P’ninat Mishpat: Grounds for Psychological Observation to Prove Case

(condensed from a p’sak din of Rav Shaul Yisraeli, Mishpetei Shaul, siman 44)

Case: A husband is suing his wife for divorce, after being separated for years and immediately living with another woman. He claims that his wife has psychological problems that make her incompatible to live with. He demands that she be sent for psychological observation with the hope of proving the veracity of this claim. The wife objects to being subjected to the observation.

 

Ruling: The Rama (Even Haezer 154:3) says that if a couple is not getting along and each blames the other, the husband is not believed to say that she is at fault because women are under the presumption of being upright people until proven otherwise. Rather, we put other people among them to see who it is who is responsible for the volatile situation. The source for this halacha is the Rashba (cited in the Beit Yosef, EH 74), who says that if the husband explains his harsh treatment of his wife with the claim that she curses him to his face, he is not believed. This in turn is based on the gemara (Ketubot 72a) that a husband cannot justify strict restrictions on his wife by means of accusations about her behavior unless he substantiates the problem. However, we see that even in a case where the husband has not substantiated claims against her, he can arrange for means of observing her and thereby proving his case.

The idea of enabling him to prove his case is apparently based on the Rosh (Shut 6:9). He says that if one litigant claims that he has proof to his claim that is in the possession of another litigant, we can force him to produce it, just as one can demand of a third party. However, the Tur (CM 16) says that this is so only when the demanding party demonstrates to beit din that there are indications that such evidence exists. In the case of a couple with mutual recriminations, while we said that the wife is under the presumption of not acting grossly inappropriately, the husband also deserves the presumption that he did not act harshly without justification. Therefore, it is appropriate to check out the claim even if the woman prefers not doing so.

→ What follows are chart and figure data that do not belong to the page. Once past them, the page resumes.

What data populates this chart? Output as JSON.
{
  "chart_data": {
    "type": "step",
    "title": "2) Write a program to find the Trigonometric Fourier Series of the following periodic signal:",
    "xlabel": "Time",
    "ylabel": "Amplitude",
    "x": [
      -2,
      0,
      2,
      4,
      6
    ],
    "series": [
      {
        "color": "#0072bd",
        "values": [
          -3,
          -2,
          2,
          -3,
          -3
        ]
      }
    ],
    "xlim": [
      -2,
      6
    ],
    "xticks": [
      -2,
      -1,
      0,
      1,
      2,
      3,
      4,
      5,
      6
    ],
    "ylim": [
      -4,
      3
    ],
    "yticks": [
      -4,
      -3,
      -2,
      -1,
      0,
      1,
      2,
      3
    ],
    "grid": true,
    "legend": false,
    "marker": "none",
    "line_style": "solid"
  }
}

We would thus entertain the husband’s request, if we had an indication that he has grounds for his claim, e.g., he wouldn’t simply leave his home after years of marriage for no reason. However, this would be on condition that he convinced us or at least declared that if his claims proved to be without basis, he would be willing to reconcile; he is not. The problem with his stand is further weakened by the fact that he immediately went to live with another woman, which leads one to believe that his leaving had to do with the second woman in his life, not his wife’s alleged psychological problems. It is likely then that his request is an attempt to humiliate his wife, which beit din should not lend a hand to. This resembles the idea that a woman who says that her husband is despicable in her eyes is not believed if we know she has interest in another man (see Shulchan Aruch, EH 77: 2,3).